再縁恋~冷徹御曹司の執愛~

10.甘すぎる新生活

「――希和」


耳をくすぐる優しい声に心が弾む。


「悟己も起きているから、そろそろ起きて」


そっと髪を梳く指の感触が切なくて愛しくて、胸が詰まる。

私をこんな気持ちにさせる人は、世界にひとりしかいない。

でもその人とはもう会えないはずなのに……どうして。

悲しみに心が支配されるのが怖くて、急いで目を開けると、眼前に大好きな人がいた。


「どうした? 怖い夢でも見た?」


長い指が目尻に触れて、自分が泣いていたと知る。


「……惺、さん?」


伝わる体温に、混乱していた頭がゆっくりと覚醒し始める。

夢じゃない、彼はここにいる。

言葉にならない安心感と、あふれる想いに泣きたくなった。


「おはよう、希和……これからはずっと一緒だ」


私の心中を察したのか、ベッドの端に腰掛けた惺さんが私を覗き込んでキスをする。

ほんの一瞬、綺麗な目が悲しそうに見えたのは気のせいだろうか。


「お、おはよう。

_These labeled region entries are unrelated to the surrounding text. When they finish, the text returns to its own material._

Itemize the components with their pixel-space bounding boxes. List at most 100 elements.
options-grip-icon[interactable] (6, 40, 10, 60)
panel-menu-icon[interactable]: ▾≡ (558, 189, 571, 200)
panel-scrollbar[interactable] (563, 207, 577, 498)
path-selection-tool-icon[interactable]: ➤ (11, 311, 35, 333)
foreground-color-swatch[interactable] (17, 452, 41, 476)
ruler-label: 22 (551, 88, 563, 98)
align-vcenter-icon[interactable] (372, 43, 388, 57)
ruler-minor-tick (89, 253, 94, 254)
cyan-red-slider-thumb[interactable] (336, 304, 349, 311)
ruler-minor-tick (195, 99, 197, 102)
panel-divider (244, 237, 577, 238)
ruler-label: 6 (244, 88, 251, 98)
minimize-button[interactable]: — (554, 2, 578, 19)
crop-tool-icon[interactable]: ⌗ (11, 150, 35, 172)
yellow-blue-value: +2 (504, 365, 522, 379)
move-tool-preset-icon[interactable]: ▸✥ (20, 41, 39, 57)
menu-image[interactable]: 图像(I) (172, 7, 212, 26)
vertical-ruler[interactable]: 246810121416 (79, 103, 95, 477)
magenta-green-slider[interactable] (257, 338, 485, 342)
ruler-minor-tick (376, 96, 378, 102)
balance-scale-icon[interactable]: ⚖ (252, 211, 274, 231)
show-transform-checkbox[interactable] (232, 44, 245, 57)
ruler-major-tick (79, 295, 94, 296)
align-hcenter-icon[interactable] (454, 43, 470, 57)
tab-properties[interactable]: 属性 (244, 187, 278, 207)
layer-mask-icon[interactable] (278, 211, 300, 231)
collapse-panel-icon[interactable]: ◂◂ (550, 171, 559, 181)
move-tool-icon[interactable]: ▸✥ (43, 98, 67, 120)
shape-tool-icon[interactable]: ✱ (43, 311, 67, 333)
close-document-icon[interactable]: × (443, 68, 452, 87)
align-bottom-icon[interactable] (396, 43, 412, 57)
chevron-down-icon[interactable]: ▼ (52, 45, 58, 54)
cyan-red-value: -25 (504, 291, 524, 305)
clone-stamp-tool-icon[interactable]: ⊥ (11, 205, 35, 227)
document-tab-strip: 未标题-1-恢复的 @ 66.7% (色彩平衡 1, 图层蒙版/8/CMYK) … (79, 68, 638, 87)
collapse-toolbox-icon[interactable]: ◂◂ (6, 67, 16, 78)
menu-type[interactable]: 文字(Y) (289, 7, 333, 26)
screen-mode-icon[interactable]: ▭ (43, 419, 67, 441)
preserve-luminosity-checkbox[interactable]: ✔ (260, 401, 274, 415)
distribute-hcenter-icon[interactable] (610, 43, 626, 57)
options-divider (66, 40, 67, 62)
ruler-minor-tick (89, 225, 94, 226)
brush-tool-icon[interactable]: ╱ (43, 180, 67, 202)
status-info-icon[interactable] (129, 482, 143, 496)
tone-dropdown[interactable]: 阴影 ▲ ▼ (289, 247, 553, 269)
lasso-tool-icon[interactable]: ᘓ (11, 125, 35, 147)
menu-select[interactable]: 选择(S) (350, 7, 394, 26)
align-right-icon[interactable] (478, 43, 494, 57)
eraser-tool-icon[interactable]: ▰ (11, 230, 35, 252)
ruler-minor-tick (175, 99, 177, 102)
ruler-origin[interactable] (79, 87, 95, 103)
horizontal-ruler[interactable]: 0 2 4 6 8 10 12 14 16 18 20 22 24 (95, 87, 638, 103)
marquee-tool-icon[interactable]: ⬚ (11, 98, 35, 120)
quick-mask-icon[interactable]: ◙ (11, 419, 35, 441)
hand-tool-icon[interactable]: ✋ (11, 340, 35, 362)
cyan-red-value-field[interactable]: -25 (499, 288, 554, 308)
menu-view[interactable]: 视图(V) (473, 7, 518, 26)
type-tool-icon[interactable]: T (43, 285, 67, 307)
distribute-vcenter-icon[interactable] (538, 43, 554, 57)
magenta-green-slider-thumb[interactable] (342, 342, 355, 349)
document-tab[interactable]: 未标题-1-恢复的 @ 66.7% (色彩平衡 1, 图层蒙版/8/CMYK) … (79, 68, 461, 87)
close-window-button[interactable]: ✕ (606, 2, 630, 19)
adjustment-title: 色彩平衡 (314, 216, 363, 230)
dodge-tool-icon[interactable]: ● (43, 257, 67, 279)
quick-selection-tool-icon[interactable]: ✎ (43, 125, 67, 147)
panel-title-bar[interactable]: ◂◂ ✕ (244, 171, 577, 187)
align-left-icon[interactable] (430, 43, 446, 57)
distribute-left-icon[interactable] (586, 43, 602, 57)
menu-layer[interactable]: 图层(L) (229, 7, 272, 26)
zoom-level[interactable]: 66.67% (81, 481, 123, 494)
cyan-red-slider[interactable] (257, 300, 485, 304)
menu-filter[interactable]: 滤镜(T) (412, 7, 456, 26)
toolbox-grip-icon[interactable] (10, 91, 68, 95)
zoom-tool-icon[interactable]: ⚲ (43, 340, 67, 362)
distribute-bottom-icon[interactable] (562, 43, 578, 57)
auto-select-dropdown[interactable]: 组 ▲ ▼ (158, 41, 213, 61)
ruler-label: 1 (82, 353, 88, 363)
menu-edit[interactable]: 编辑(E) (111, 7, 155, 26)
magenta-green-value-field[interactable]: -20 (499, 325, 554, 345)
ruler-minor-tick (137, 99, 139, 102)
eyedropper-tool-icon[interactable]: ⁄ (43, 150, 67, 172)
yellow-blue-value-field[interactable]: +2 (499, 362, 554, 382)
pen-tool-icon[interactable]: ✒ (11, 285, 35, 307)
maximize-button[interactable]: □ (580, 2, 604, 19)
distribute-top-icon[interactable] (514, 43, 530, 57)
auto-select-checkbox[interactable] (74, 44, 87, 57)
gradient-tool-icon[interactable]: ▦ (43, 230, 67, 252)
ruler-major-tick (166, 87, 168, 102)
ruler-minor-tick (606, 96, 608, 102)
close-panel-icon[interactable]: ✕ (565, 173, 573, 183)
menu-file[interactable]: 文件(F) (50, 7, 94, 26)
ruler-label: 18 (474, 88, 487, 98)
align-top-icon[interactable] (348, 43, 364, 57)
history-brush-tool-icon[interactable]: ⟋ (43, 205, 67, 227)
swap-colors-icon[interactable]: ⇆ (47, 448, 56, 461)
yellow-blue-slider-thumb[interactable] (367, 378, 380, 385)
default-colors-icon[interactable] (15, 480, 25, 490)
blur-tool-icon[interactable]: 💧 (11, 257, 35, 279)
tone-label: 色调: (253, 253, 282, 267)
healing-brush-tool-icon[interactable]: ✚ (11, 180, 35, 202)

寝坊してごめんなさい」


「いや、俺もさっき起きたところだ。昨日は無理をさせたし、ゆっくり過ごしてほしいんだが……悟己が会いたがっている。一緒に朝食をとれそうか?」


そう言って困ったように眦を下げた彼が、私の額に小さく口づける。


「ありがとう、すぐ行くわ」


無理するな、と再度私に言い残して彼は部屋を出ていく。

ドア越しに微かに息子の元気いっぱいの明るい声が聞こえた。